After the tomatoes simmer, add the cream, the cheese and the basil to complete your tomato gorgonzola sauce. Simmer for one minute and season to taste. If your tomatoes seem too tart, stir in a little sugar. Add the tortellini to the sauce and gently stir to combine. Serve immediately.
Gorgonzola: the Great Italian Blu
A word about the cheese: the town of Gorgonzola, northeast of Milan, is part of Lombardy. Gorgonzola’s claim to fame is its namesake cow’s milk cheese, Italy’s most famous blu. When cheese is exposed to molds, blue veins appear throughout the cheese interior. A blue cheese is great…in small doses. And gorgonzola is one of the best. The dolce version is younger and milder, spreadable even. The picante is older and stronger.

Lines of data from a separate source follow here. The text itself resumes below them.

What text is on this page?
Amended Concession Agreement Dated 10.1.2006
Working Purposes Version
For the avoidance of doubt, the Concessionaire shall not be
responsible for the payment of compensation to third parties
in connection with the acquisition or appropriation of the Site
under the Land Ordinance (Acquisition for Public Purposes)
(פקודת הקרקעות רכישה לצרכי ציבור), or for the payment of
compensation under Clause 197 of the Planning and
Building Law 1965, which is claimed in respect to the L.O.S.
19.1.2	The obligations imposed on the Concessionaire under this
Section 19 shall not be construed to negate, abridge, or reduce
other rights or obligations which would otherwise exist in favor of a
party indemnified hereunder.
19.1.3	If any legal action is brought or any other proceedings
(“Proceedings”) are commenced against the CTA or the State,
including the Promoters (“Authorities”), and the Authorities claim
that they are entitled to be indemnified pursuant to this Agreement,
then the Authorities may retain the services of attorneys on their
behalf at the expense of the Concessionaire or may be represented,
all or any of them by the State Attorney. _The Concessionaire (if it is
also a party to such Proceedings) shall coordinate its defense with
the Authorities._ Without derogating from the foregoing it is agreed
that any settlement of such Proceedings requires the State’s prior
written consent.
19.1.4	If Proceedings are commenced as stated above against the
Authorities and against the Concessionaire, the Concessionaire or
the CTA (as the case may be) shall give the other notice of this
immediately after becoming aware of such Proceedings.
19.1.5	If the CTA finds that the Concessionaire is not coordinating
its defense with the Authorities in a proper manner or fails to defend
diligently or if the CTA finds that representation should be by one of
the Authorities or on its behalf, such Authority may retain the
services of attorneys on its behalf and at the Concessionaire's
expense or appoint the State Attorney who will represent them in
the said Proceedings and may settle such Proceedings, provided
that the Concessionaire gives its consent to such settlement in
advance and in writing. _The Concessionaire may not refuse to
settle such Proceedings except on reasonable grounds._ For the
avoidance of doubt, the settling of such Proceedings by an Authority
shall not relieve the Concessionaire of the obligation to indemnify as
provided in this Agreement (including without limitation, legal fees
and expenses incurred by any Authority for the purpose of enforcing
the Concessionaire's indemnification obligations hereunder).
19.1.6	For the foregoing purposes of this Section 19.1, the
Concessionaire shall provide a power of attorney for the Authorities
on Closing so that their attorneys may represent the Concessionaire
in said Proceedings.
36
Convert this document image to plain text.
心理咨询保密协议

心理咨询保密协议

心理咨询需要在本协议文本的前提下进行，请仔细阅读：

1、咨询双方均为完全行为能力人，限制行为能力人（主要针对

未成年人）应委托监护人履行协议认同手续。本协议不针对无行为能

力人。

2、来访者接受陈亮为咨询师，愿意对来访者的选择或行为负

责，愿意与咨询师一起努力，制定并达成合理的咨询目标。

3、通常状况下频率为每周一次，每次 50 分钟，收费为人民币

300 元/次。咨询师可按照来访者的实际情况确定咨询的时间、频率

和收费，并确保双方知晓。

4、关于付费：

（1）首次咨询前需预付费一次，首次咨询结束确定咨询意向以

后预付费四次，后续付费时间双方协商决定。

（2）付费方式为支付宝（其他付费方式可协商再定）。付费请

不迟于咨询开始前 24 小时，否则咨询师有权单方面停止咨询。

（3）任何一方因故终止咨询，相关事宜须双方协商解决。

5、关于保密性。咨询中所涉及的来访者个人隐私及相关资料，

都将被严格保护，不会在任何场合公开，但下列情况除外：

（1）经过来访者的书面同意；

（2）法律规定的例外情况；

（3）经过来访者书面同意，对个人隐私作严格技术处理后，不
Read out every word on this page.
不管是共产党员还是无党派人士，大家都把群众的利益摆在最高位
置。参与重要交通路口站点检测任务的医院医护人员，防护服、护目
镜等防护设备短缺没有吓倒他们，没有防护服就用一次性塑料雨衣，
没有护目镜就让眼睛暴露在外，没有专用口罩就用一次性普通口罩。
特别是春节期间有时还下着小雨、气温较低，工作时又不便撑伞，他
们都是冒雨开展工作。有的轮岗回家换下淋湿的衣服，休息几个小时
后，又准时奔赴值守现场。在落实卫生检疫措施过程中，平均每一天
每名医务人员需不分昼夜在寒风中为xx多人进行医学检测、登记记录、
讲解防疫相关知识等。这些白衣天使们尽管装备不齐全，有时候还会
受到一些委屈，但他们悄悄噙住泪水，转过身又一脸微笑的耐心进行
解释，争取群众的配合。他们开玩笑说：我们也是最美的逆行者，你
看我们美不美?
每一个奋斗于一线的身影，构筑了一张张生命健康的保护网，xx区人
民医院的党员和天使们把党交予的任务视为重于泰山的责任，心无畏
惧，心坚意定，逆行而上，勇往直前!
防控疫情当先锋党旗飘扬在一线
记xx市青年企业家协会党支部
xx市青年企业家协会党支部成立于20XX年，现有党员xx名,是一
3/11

You want the piccante here so it will crumble.
Tomato Gorgonzola Sauce
Yield: Serves 4
Total Time: 30 minutes
- 1 9-ounce package fresh tortellini
- 1 tablespoon butter
- 1 tablespoon olive oil
- 1/2 cup diced onion
- 1/8 teaspoon red pepper flakes, or to taste
- 1/8 teaspoon black pepper
- 1 tablespoon tomato paste, double concentrate if possible
- 1 minced garlic clove
- 1 28-ounce can whole plum tomatoes, preferably San Marzano
- 2 teaspoons red wine vinegar
- 1/2 cup table cream
- 1/3 cup crumbled Gorgonzola cheese
- 1/4 up chopped fresh basil
- 1/2 teaspoon sugar, optional
- 9-ounce package fresh tortellini
- Cook the tortellini, drain after reserving 1 cup cooking liquid, toss with the butter and set aside.
- In a large skillet over medium heat, sauté the onions, pepper flakes and pepper until the onions are soft and translucent, 3-4 minutes
- Add the tomato paste and minced garlic and cook for one more minute.
- Break up the whole tomatoes with your hands or in a food processor and add them, along with their juices and the vinegar, to the pan.
- Stir the mixture, breaking up the fond at the bottom of the pan, bring to a boil.
- Simmer the mixture, uncovered, for 5 minutes then add the cream, the Gorgonzola and the basil. Stir in the sugar if using it.
- Season the sauce lightly with salt, add the cooked tortellini and enough of the cooking water to loosen the sauce. Serve immediately.